TrueAudio is not the same thing as what is implemented in the consoles, in terms of who can access it and the mix of resources IP. There's the base idea that there is a DSP block, and it seems like AMD's TrueAudio is a vanilla implementation that exists in the absence of specific problem it means to solve.
The presentation the slide you attached had a followup slide about what (significant) drawbacks running audio on the ACP had, some of which are different from what TrueAudio has.
Slide 4 of the
following.
Exotic hardware and dev environment
- Closed to games
- Closed to middleware
- Platform specific
Asynchronous interface
-Can't have sequential interleaving of DSP back and forth between CPU and ACP w/o latency buildup
-But ultimately, we want the DSP pipeline to be data driven (by artists who know nothing about this)
-Modularity
Slow clock rate @ 800MHz, very limited SIMD and no FP support
-Tough sell against Jaguar for many DSP algorithms
-Very tight local memory shared by multiple DSP cores
Already pretty busy with codec loads and system tasks
Unlike TrueAudio, the ACP is more closed off and dedicated to Sony's system services.

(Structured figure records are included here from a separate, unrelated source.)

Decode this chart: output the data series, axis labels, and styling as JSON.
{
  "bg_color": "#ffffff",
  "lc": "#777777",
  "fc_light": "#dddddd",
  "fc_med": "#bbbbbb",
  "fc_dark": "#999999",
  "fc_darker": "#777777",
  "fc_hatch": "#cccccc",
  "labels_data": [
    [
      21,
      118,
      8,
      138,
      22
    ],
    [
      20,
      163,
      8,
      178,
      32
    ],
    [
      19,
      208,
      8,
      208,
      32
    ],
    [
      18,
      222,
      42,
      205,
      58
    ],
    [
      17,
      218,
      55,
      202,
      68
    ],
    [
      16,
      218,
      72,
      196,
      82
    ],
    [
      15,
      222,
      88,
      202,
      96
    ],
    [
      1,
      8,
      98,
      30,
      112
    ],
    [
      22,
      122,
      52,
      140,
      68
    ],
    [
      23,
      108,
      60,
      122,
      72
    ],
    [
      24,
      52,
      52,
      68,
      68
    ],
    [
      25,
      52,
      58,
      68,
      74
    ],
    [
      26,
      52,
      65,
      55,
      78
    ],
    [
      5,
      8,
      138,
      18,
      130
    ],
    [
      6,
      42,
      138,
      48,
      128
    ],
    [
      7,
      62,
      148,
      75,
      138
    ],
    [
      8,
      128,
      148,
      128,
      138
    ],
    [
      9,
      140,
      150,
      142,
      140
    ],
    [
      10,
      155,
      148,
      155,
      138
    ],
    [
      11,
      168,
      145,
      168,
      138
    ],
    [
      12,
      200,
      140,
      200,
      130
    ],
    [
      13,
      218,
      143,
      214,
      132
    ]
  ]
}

Even in this constrained case, we see it does inject complexity if it is being used for audio since work has to be transferred and another interface needs to be managed.
The PC environment frequently has a vast reservoir of CPU power, when Jaguar is frequently enough to beat the ACP.
The ACP is hidden behind a secure API (from your slide) which in the presentation that used this slide deck added a frame of audio latency, and the ACP dedicates much of its limited resources to codec and system services.
The payoff to all these restrictions is that it serves a purpose for Sony, so it gets used.
If a DPU is added to an SOC, but its data production is essentially being fed directly into the graphics pipeline, the GPU domain is very accommodating and can readily envelop a custom microprocessor or controller inside its borders.